= Grand Jury Européen =

The Grand Jury Européen (GJE) is an Association sans but lucratif (association without lucrative purpose under Luxembourg law) with the aim of providing an alternative classification of wine, founded in 1996 by François Mauss.

The Grand Jury Européen assembles a minimum of 12 permanent members, from at least 6 different countries of the European Union and Switzerland, for blind tasting a maximum of 68 wines in two daily 3-hour sessions. Such events have included the Grand European Jury Wine Tasting of 1997 and the "Judgment of Sauternes" of October, 2006.
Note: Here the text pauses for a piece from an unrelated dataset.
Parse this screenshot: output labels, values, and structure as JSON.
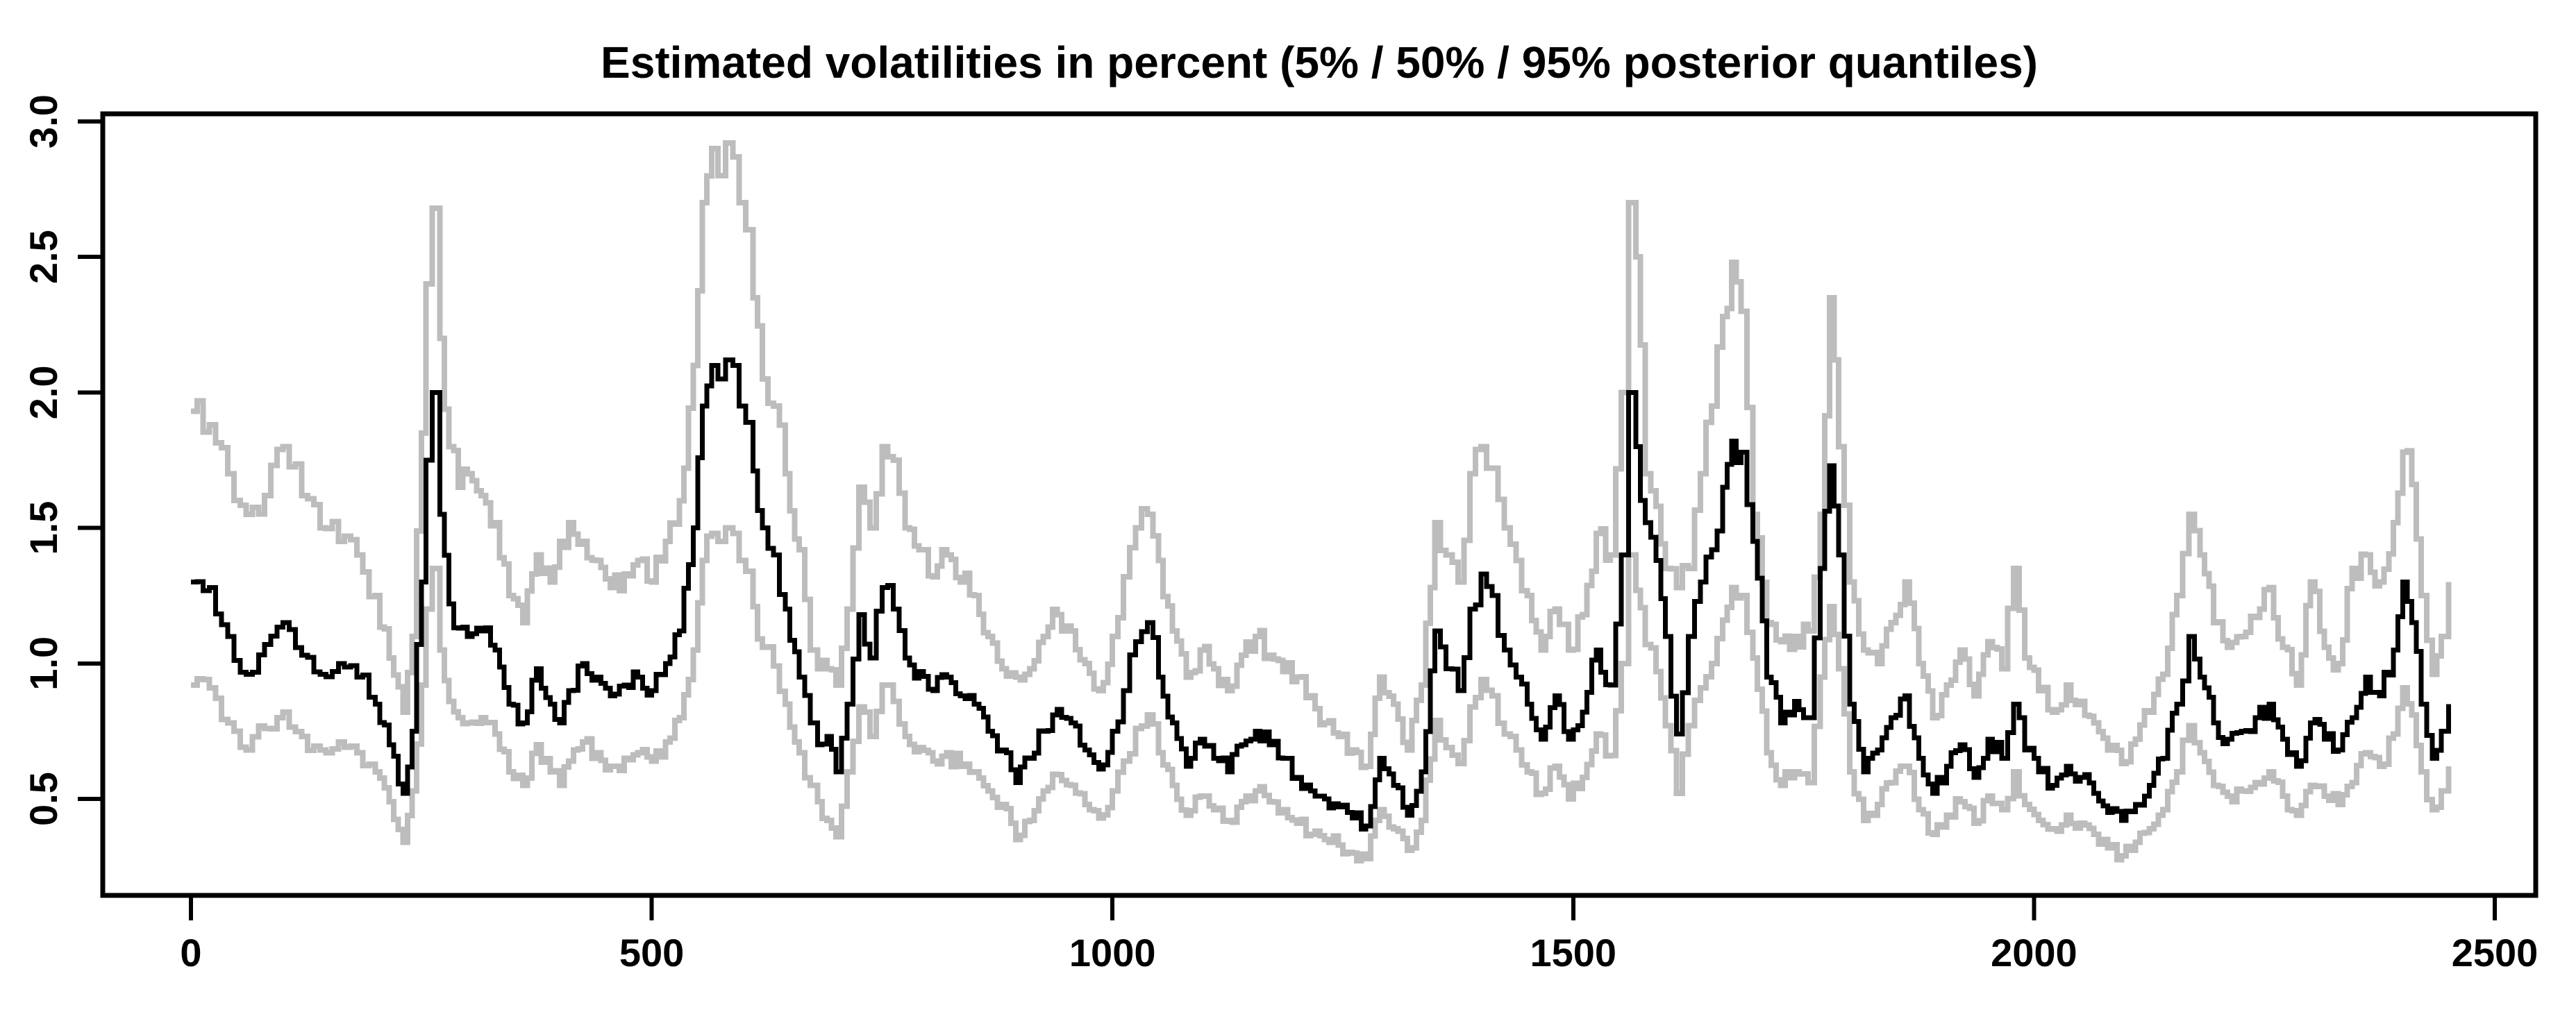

The concept of GJE came to Mauss at "6 o'clock on the morning of 29 June 1996", as he sought to develop a method that in several ways was opposite to the approach of Robert Parker, in order to provide an alternative to Parker's scores. Initially Mauss wrote to some 200 Bordeaux châteaux, announcing plans of tasting the 1983, 1985 and 1990 vintages and requested purchase information, but received only three responses, from châteaux Haut-Brion, Pichon Lalande and Sociando-Mallet.

In 2006 Mauss expressed criticism of the Judgment of Paris 30th Anniversary, adding to his reputation as "a dissenting voice in the wine world", also established by the Beaujolais nouveau "vin de merde case".